Una lacrima interrotta e un abbraccio di saluto, per scappare da una quotidianità pagata a quattro soldi, fra pacche sulle spalle e bile nello stomaco.

1200 chilometri da percorrere e sei nazioni da attraversare, con un bagaglio di nostalgia e punti di domanda, diretti verso quell’Estero tanto invidiato. Alle spalle una città di ricordi e l’amicizia delle persone che l’hanno vissuta insieme a te.

Un viaggio da 16 ore, alla scoperta di quei piccoli particolari che i libri di geografia non ti raccontano.

In Svizzera un uomo in divisa ti ferma alla dogana e ti invita a scendere dall’auto per pagare 40 franchi di autostrada (poco meno di 40 euro), con una differenza restituita in spicciolini elvetici mai più riutilizzabili.

In Germania le autostrade non si pagano e la mancanza di limiti di velocità ti invoglierebbe a schiacciare il piede sull’acceleratore, se non fosse per i continui “baustelle” (lavori in corso) “umleitung” (deviazioni) di cui nemmeno gli impeccabili tedeschi riescono a fare a meno.

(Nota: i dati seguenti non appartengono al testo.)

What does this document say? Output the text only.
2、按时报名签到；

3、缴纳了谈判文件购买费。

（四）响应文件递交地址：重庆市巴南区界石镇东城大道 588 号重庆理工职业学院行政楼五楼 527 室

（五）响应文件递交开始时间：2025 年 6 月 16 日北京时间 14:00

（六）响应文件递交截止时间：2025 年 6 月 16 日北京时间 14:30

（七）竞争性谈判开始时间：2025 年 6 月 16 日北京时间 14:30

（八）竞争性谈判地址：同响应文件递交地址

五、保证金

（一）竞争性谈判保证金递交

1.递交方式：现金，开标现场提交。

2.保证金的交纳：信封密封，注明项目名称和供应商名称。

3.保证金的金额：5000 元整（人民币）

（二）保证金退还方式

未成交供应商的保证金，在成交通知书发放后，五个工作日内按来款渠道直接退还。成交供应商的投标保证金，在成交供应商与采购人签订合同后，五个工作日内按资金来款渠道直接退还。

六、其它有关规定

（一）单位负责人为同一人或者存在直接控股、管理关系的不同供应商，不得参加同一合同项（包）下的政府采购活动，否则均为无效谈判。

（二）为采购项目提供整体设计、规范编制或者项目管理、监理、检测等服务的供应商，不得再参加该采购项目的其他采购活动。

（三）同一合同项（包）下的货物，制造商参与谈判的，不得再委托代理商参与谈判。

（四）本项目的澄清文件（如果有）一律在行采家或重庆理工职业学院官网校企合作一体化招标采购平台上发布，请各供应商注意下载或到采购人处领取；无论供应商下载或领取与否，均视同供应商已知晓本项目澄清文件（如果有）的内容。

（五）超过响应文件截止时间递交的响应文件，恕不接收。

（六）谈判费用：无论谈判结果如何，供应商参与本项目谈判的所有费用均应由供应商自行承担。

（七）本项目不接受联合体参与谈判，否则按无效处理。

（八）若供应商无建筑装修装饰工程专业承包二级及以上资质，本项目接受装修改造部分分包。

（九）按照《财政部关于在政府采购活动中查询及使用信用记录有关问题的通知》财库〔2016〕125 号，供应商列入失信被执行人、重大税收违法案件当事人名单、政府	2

Una notte nel freddo campeggio della meravigliosa Friburgo e due pasti a base di wurstel e birra prima di ritrovarsi ai caselli autostradali francesi, dove il panico per la mancanza del ticket passa solo dopo aver scoperto che la tariffa è già prestabilita.

Neppure Lussemburgo e Belgio riescono a riportarti al vecchio motto “all’estero la benzina costa meno”, sebbene fare il pieno dopo aver chiesto a due passanti quale fosse il carburante giusto per la tua auto ti faccia provare sensazioni impareggiabili: tra gusto del rischio e cieca fiducia verso il prossimo.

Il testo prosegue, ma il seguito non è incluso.